Problem to Chew on.
Bruce Rosen (rosen@SPECKLE.NCSL.NIST.GOV)
Tue, 24 Oct 1995 09:43:17 -0400
Dear Fellow Scouters,
Here is an interesting problem that I think we might want to discuss a bit
since this type of situation is real and things like this do happen. While
we usually stick more to direct "Scout type" problems, the rest of the world
is out there and the problems that go with it do spill over into Scouting.
Scoutmaster is contacted by parent with son in the Troop and is informed
that they believe that another boy in the Troop (families are friends) has
sexually molested their younger daughter. (Remember, this incident
occurred outside of scouting.) They indicate that they are initiating an
investigation by the police even though the incident occurred several months
earlier. Several weeks later the Scoutmaster is informed that a decision
had been reached not to further pursue legal charges against the youth in
question, and that he is now in counseling. The youth is an older boy in
the Troop and has had other types of behavior problems over the years and
has been in counseling for other problems. The identities of the families
involved make it clear that this is not a question of a sex related charge
being brought as a way to "get back" at someone for some reason. The family
of the youth in question has not initiated any contact concerning this issue
even though the father is an active Assistant Scoutmaster. Father is a nice
guy but has a past history of not bringing any concerns he has with Troop
operation to the Scoutmaster, but rather writes letters to the Troop Committee.
Now remember, this problem happened outside of Scouting, and the youth
protection guidelines seem to cover incidents of abuse between adults and
boys, and between boys and boys.
Should the Scoutmaster bring this issue to the Committee?
Should the family of the youth in question be contacted, if so by who?

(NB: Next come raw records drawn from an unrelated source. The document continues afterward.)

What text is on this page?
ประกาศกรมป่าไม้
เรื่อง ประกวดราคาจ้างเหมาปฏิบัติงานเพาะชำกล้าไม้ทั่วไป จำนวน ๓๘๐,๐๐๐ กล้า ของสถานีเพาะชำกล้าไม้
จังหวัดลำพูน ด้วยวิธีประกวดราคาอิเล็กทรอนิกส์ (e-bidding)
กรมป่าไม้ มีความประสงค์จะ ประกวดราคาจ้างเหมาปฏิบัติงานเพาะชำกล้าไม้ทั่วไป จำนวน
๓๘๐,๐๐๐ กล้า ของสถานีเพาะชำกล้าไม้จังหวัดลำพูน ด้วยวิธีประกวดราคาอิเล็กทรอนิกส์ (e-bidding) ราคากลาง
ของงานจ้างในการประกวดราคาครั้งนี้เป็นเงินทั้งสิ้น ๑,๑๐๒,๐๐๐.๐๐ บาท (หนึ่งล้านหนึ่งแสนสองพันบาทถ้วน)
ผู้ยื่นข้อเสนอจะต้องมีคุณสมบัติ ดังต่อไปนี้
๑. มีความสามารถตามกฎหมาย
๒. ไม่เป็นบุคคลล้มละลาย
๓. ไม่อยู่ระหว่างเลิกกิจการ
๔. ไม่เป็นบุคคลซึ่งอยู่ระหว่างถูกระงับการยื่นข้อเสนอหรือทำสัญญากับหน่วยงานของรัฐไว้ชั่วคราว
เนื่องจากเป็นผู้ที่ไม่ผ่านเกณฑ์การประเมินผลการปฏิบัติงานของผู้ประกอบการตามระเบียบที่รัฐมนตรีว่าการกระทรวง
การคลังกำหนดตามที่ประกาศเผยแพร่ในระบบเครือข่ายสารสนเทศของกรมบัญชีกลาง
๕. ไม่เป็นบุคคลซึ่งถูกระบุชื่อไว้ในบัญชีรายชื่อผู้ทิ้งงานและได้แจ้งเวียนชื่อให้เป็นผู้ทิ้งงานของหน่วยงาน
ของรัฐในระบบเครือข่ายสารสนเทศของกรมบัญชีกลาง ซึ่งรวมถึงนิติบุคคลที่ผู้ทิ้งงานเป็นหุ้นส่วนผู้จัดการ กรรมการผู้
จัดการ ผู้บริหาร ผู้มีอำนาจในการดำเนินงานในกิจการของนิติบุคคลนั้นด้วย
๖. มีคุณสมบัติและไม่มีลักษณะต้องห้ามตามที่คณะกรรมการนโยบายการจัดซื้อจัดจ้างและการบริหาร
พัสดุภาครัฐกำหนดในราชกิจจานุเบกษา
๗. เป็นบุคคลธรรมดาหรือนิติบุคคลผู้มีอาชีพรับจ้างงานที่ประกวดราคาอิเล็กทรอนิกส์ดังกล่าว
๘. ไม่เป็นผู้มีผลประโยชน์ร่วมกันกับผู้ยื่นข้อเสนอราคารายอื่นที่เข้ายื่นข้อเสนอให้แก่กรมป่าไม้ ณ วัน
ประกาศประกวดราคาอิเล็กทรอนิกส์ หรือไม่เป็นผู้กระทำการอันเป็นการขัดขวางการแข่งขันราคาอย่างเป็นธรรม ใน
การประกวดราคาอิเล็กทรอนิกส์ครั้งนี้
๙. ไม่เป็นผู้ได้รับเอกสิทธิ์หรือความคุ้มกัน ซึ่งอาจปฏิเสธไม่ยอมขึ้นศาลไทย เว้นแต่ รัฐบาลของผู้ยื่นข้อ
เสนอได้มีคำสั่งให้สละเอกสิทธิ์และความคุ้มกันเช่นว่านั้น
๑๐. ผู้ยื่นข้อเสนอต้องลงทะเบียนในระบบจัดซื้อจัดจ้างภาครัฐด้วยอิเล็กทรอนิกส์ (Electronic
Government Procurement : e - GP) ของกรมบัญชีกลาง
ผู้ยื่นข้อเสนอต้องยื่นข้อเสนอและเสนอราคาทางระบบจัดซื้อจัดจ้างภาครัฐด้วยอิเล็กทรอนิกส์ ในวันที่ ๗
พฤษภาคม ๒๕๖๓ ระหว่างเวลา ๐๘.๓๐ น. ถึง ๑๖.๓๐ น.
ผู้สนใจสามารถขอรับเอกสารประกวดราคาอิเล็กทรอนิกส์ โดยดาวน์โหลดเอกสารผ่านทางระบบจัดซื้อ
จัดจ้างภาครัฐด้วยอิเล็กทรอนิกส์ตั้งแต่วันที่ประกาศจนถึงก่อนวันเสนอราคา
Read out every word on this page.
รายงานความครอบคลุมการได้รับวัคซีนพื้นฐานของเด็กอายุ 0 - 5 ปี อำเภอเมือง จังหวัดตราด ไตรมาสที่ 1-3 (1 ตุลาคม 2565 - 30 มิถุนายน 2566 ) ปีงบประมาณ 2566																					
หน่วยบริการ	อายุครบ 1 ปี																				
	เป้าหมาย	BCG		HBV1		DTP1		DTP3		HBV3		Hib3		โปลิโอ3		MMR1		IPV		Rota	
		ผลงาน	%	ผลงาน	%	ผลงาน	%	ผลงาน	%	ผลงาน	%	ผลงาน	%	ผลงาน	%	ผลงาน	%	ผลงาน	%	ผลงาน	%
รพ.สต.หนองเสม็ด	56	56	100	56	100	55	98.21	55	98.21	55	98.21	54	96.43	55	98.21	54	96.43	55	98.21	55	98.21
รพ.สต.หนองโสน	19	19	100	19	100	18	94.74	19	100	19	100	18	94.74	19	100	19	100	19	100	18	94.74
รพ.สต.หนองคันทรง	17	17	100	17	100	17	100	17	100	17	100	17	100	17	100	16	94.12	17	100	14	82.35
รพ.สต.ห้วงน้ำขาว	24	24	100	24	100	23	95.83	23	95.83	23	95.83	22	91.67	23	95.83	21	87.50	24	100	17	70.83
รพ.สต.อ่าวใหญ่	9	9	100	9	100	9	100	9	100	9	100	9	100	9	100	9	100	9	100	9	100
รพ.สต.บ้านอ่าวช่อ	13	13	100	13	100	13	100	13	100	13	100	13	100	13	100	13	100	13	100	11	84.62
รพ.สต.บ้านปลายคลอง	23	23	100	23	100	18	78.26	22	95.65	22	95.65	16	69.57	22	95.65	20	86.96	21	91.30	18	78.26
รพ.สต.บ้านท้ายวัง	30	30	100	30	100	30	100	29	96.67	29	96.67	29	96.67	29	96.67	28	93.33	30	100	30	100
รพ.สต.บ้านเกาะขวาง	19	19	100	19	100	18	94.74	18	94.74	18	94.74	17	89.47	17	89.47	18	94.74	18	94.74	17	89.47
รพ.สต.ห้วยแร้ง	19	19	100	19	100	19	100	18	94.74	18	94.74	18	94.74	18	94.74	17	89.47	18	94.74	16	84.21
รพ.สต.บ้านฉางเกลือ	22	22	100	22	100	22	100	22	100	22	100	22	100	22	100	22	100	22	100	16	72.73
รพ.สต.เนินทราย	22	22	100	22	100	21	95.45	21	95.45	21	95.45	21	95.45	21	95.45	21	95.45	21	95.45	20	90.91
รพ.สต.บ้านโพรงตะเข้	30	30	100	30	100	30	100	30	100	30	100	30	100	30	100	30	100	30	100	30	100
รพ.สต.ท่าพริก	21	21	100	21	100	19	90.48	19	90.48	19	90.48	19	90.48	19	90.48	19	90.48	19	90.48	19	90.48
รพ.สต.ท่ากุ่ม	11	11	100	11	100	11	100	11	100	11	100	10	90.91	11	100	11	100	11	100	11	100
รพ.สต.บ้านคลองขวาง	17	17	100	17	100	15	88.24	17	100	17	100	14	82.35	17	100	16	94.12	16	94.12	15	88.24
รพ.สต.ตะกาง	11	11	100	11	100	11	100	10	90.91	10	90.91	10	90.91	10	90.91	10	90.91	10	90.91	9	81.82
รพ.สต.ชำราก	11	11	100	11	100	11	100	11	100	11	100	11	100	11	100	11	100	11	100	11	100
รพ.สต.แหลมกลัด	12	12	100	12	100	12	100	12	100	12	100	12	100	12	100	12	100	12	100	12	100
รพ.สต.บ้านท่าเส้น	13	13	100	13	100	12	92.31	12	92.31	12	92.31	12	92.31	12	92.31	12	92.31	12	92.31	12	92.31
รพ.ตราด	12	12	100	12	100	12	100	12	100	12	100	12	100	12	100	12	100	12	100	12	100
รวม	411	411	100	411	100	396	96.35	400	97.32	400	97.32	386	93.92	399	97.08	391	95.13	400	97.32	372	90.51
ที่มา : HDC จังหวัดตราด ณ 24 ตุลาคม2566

Should the Troop Committee take any action? If so, what actions should be
taken? (After all, don't the parents of the other boys in the Troop have a
right to be concerned about the influence that this boy could have on their
child if the charges are true?)
If no action is taken and a later incident occurs within a Boy Scout context
would the new family involved not believe that due to prior knowledge the
Scoutmaster and/or Troop Committee were guilty of negligence?
This one is tough, what are your thoughts!!!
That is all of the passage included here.